При этом он часто оглядывался по сторонам. И я чувствовала, что он, как и всегда, думает о другом — о чем, я тогда не любопытствовала, — и мне вдвойне не терпелось с ним расстаться. Но он и с поезда сошел вместе со мной, и к выходу шел, держа меня за рукав и продолжая говорить без умолку. И тогда, с инстинктивной детской проницательностью и жестокостью ощутив в этом сильном и авторитетном человеке какую-то слабину, я позволила себе то, что мне и в голову не пришло бы сделать прежде. Я приостановилась и сказала: «Дядя Лейба, простите, я очень спешу. Вы как-нибудь зайдите к нам, и обо всем поговорим». Он тут же отпустил мой рукав, лицо его опало и утратило оживленное выражение. «Конечно же зайду, — сказал он. — А может, и нет. А ты беги. Беги и будь счастлива!»

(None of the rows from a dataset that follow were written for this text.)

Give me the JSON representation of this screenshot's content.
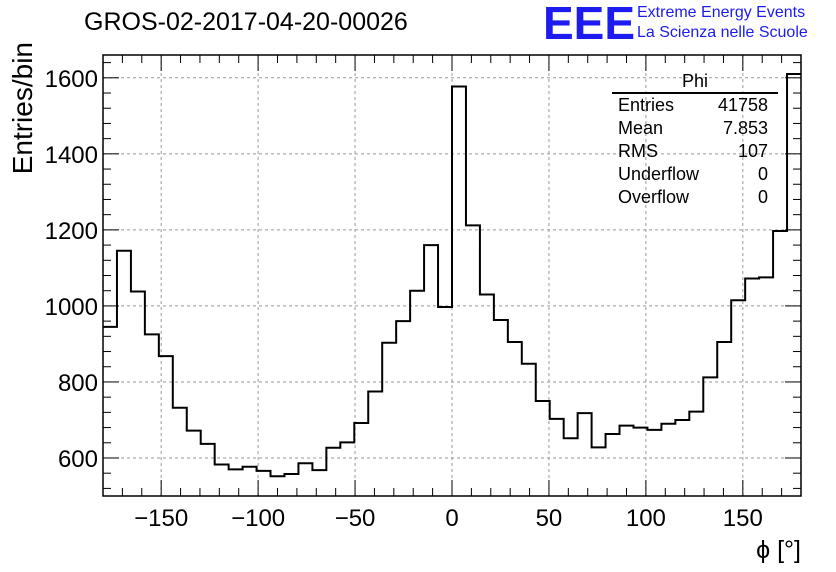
{
  "title": "GROS-02-2017-04-20-00026",
  "logo": {
    "mark": "EEE",
    "line1": "Extreme Energy Events",
    "line2": "La Scienza nelle Scuole",
    "color": "#1c1cf0"
  },
  "stats_box": {
    "name": "Phi",
    "rows": [
      {
        "label": "Entries",
        "value": "41758"
      },
      {
        "label": "Mean",
        "value": "7.853"
      },
      {
        "label": "RMS",
        "value": "107"
      },
      {
        "label": "Underflow",
        "value": "0"
      },
      {
        "label": "Overflow",
        "value": "0"
      }
    ]
  },
  "chart_data": {
    "type": "bar",
    "histogram": true,
    "xlabel": "ϕ [°]",
    "ylabel": "Entries/bin",
    "xlim": [
      -180,
      180
    ],
    "ylim": [
      500,
      1660
    ],
    "bin_width": 7.2,
    "x_ticks": [
      -150,
      -100,
      -50,
      0,
      50,
      100,
      150
    ],
    "x_tick_labels": [
      "−150",
      "−100",
      "−50",
      "0",
      "50",
      "100",
      "150"
    ],
    "y_ticks": [
      600,
      800,
      1000,
      1200,
      1400,
      1600
    ],
    "y_tick_labels": [
      "600",
      "800",
      "1000",
      "1200",
      "1400",
      "1600"
    ],
    "grid": true,
    "values": [
      945,
      1145,
      1038,
      925,
      868,
      732,
      672,
      637,
      583,
      570,
      577,
      566,
      552,
      558,
      586,
      568,
      627,
      641,
      692,
      775,
      903,
      960,
      1040,
      1160,
      997,
      1577,
      1212,
      1030,
      963,
      905,
      848,
      750,
      703,
      652,
      718,
      628,
      663,
      685,
      680,
      674,
      690,
      700,
      722,
      812,
      905,
      1015,
      1072,
      1075,
      1197,
      1610
    ]
  }
}
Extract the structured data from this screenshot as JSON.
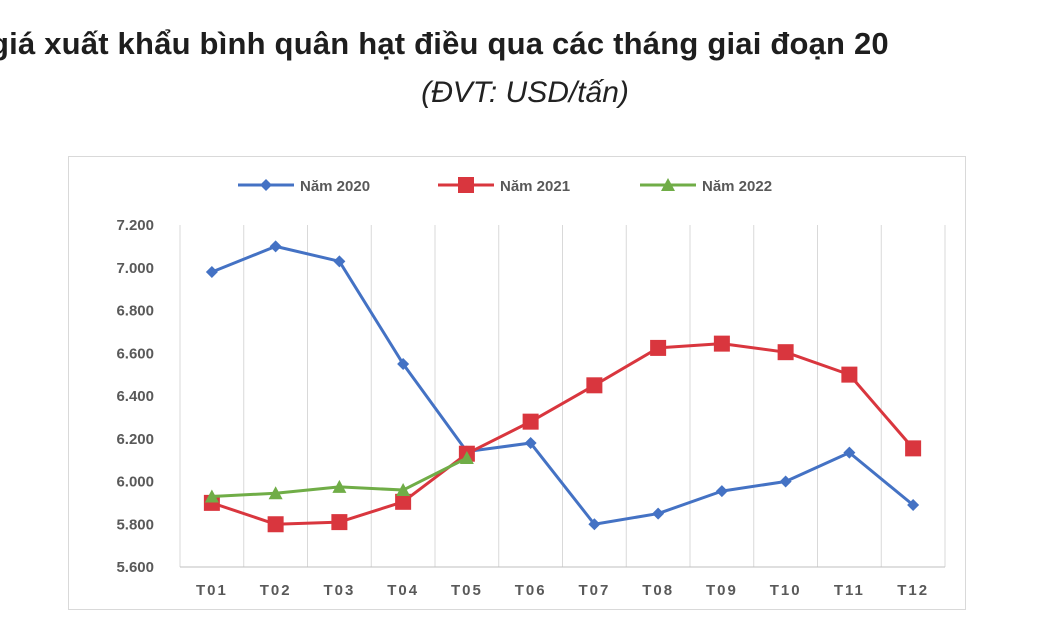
{
  "title": "giá xuất khẩu bình quân hạt điều qua các tháng giai đoạn 20",
  "subtitle": "(ĐVT: USD/tấn)",
  "chart_data": {
    "type": "line",
    "categories": [
      "T01",
      "T02",
      "T03",
      "T04",
      "T05",
      "T06",
      "T07",
      "T08",
      "T09",
      "T10",
      "T11",
      "T12"
    ],
    "ylim": [
      5600,
      7200
    ],
    "yticks": [
      5600,
      5800,
      6000,
      6200,
      6400,
      6600,
      6800,
      7000,
      7200
    ],
    "ytick_labels": [
      "5.600",
      "5.800",
      "6.000",
      "6.200",
      "6.400",
      "6.600",
      "6.800",
      "7.000",
      "7.200"
    ],
    "grid": "vertical",
    "legend_position": "top",
    "series": [
      {
        "name": "Năm 2020",
        "color": "#4472c4",
        "marker": "diamond",
        "values": [
          6980,
          7100,
          7030,
          6550,
          6140,
          6180,
          5800,
          5850,
          5955,
          6000,
          6135,
          5890
        ]
      },
      {
        "name": "Năm 2021",
        "color": "#d9363e",
        "marker": "square",
        "values": [
          5900,
          5800,
          5810,
          5905,
          6130,
          6280,
          6450,
          6625,
          6645,
          6605,
          6500,
          6155
        ]
      },
      {
        "name": "Năm 2022",
        "color": "#70ad47",
        "marker": "triangle",
        "values": [
          5930,
          5945,
          5975,
          5960,
          6110,
          null,
          null,
          null,
          null,
          null,
          null,
          null
        ]
      }
    ]
  }
}
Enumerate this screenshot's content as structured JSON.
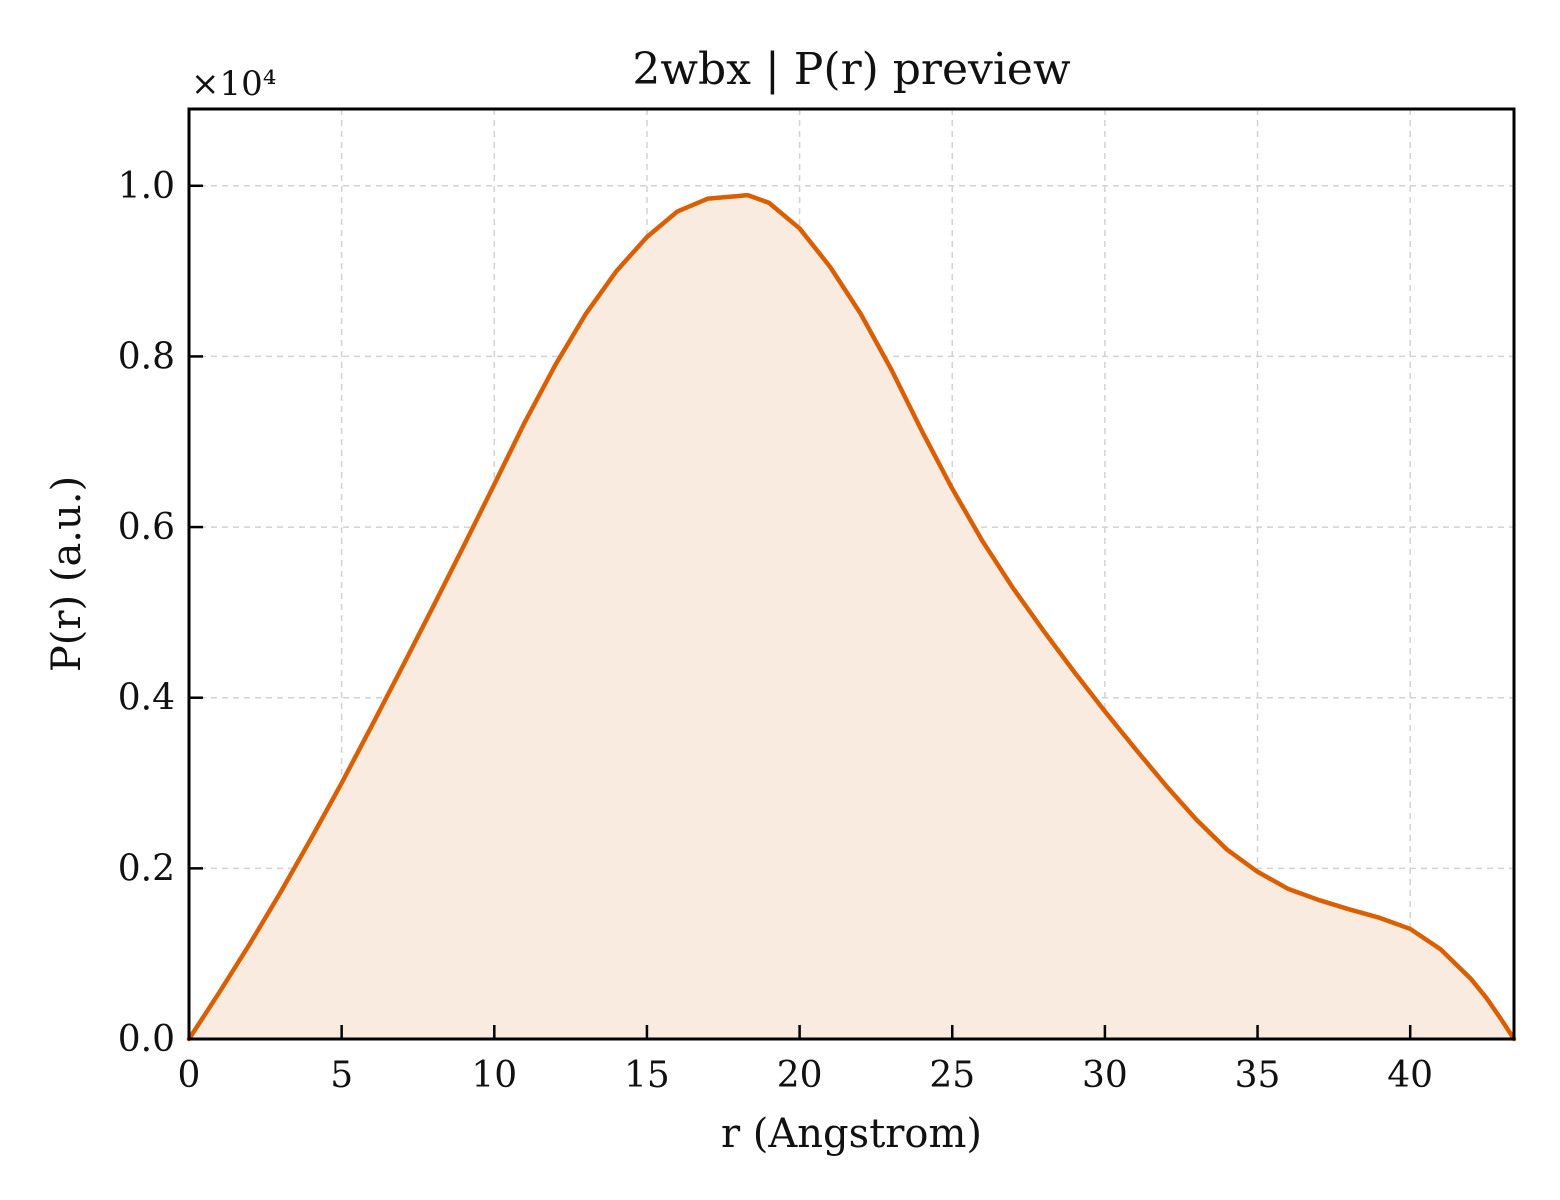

Когда я рассказала об этой встрече маме, упомянув, что дядя Лейба был какой-то странный, она прижала меня к себе и сказала: «О господи». Но ничего не объяснила. А я, с двенадцатилетним безразличием к чужим, как я думала, бедам, и не расспрашивала. Сколько раз потом, уже зная, что предстояло тогда еврейскому поэту Льву Квитко, я переигрывала в воображении эту встречу!


Больше я дядю Лейбу не видала. И может быть, никто из родных и друзей больше его не видал.

* * *

Дело происходит в самом начале шестидесятых годов, то есть уже значительно ближе к нашим дням, чем описанное ранее, но и это воспоминание сильно подернуто все сглаживающей — и все искажающей — патиной времени. И в нем, как ни странно, снова существенную роль играет «Тройной» одеколон. Интересно, что бы это значило.

В отличие от людей, о которых шла речь в предыдущих отрывках, большинство участников эпизода, который я хочу рассказать теперь, живы. Правда, в живых нет как раз центрального персонажа.


В качестве дочери погибшего на войне писателя мне удалось раздобыть путевку в писательский Дом творчества в Ялте.